How to Install MemSQL on Ubuntu 14.04

Published on September 30, 2015

MySQL

Ubuntu

Miscellaneous

By Ian Hansen and Hazel Virdó

Written in collaboration with MemSQL

Introduction

MemSQL is a type of in-memory database that can serve faster reads and writes than a traditional database. Even though it is a new technology, it speaks the MySQL protocol, so it feels very familiar to work with.

MemSQL has embraced the newest capabilities of MySQL with modern features, like JSON support and the ability to upsert data. One of the greatest advantages of MemSQL over MySQL is its ability to split a single query across multiple nodes, known as massively parallel processing, which results in much faster read queries.

In this tutorial, we will install MemSQL on a single Ubuntu 14.04 server, run performance benchmarks, and play with inserting JSON data through a command line MySQL client.

Prerequisites

To follow this tutorial, you will need:

One Ubuntu 14.04 x64 Droplet with at least 8 GB RAM
A non-root user with sudo privileges, which you can set up by following the Initial Server Setup with Ubuntu 14.04 tutorial

Step 1 — Installing MemSQL

In this section, we will prepare our working environment for the MemSQL installation.

The latest version of MemSQL is listed on their download page. We’ll be downloading and installing MemSQL Ops, which is a program that manages downloading and preparing your server for correctly running MemSQL. The most recent version of MemSQL Ops at the time of writing is 4.0.35.
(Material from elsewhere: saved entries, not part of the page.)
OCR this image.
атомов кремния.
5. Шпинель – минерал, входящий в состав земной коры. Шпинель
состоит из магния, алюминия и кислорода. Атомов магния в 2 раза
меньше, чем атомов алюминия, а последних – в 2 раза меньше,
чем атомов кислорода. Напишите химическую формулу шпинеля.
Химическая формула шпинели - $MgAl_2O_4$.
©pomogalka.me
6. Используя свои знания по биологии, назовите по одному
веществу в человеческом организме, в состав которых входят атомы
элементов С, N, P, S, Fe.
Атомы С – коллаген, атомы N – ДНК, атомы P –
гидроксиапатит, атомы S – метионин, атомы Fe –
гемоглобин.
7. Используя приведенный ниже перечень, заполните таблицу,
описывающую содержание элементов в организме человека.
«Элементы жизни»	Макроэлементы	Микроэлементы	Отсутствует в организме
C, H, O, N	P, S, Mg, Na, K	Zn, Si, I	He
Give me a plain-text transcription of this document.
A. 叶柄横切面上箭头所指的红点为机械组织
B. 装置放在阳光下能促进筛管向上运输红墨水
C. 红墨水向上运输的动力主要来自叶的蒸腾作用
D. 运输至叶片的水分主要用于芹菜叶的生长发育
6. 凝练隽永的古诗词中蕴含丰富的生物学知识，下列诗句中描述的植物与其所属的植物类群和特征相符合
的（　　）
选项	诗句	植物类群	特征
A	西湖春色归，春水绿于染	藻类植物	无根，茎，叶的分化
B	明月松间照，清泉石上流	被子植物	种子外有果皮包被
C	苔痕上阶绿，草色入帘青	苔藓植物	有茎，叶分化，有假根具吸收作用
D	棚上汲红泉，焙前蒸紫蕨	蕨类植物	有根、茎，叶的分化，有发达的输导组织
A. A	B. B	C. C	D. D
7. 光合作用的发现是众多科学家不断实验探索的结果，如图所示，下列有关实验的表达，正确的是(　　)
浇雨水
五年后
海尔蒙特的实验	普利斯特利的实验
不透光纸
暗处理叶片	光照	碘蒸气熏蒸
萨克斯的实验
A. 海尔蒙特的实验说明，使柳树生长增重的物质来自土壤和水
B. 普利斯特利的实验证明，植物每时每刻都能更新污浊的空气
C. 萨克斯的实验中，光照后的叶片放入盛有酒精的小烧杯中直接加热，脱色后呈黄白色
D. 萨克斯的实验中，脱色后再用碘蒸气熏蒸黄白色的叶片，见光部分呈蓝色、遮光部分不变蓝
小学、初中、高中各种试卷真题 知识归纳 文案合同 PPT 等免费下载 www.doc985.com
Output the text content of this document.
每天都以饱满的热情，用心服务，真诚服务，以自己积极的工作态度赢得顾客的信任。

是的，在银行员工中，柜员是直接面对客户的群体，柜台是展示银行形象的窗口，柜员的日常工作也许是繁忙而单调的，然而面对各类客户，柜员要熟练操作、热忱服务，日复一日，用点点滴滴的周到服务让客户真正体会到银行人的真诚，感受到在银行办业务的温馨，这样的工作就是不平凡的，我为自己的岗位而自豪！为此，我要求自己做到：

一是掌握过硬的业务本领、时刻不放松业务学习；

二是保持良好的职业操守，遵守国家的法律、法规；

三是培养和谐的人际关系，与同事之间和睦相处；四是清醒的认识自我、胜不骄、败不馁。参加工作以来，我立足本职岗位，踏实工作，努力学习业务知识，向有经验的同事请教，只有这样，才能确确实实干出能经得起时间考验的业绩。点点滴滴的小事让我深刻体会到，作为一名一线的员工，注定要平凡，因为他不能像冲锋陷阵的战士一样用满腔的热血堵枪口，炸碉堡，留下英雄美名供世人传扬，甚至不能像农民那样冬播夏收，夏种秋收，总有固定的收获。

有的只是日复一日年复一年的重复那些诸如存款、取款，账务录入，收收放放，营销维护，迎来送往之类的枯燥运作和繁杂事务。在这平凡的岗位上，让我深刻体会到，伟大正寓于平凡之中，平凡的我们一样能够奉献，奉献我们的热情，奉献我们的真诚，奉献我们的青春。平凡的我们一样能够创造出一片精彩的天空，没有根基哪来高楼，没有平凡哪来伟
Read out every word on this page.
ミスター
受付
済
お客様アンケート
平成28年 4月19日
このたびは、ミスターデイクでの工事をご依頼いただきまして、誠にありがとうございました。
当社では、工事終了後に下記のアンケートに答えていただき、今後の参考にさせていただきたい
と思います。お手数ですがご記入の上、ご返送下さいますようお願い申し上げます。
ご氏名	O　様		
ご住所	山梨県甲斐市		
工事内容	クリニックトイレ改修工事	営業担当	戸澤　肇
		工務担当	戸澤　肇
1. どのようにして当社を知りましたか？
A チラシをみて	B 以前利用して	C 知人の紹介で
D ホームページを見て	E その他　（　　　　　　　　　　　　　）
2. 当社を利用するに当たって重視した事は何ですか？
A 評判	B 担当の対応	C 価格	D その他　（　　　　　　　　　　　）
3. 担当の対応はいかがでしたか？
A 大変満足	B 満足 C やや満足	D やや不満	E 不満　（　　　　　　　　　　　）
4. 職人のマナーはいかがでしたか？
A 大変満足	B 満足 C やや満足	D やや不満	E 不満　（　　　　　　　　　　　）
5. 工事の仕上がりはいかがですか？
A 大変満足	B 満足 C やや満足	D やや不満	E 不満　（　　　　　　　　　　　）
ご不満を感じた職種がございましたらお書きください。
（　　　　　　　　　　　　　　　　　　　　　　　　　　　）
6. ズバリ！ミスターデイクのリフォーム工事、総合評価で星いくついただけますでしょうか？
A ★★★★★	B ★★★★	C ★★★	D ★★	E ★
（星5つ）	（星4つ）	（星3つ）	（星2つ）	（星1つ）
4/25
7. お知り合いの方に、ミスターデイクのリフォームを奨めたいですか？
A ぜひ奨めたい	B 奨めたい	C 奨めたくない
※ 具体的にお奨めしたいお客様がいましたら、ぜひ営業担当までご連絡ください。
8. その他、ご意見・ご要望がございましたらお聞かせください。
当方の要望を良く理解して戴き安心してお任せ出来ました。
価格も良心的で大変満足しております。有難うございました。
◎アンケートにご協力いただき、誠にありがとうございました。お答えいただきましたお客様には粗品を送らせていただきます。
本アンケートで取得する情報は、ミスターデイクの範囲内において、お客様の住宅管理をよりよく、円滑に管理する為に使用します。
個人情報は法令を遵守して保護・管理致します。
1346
First, download MemSQL’s installation package file from their website.

wget http://download.memsql.com/memsql-ops-4.0.35/memsql-ops-4.0.35.tar.gz

Next, extract the package.

tar -xzf memsql-ops-4.0.35.tar.gz

Extracting the package has created a folder called memsql-ops-4.0.35. Note that the folder name has the version number, so if you download a newer version than what this tutorial specifies, you will have a folder with the version you downloaded.

Change directories into this folder.

cd memsql-ops-4.0.35

Then, run the installation script, which is part of the installation package we just extracted.

sudo ./install.sh

You will see some output from the script. After a moment, it will ask you if you’d like to install MemSQL on this host only. We’ll look at installing MemSQL across multiple machines in a future tutorial. So, for the purposes of this tutorial, let’s say yes by entering y.

Installation script prompt and output

. . .
Do you want to install MemSQL on this host only? [y/N] y

2015-09-04 14:30:38: Jd0af3b [INFO] Deploying MemSQL to 45.55.146.81:3306
2015-09-04 14:30:38: J4e047f [INFO] Deploying MemSQL to 45.55.146.81:3307
2015-09-04 14:30:48: J4e047f [INFO] Downloading MemSQL: 100.00%
2015-09-04 14:30:48: J4e047f [INFO] Installing MemSQL
2015-09-04 14:30:49: Jd0af3b [INFO] Downloading MemSQL: 100.00%
2015-09-04 14:30:49: Jd0af3b [INFO] Installing MemSQL
2015-09-04 14:31:01: J4e047f [INFO] Finishing MemSQL Install
2015-09-04 14:31:03: Jd0af3b [INFO] Finishing MemSQL Install
Waiting for MemSQL to start...

Now you have a MemSQL cluster deployed to your Ubuntu server! However, from the logs above, you’ll notice that MemSQL was installed twice.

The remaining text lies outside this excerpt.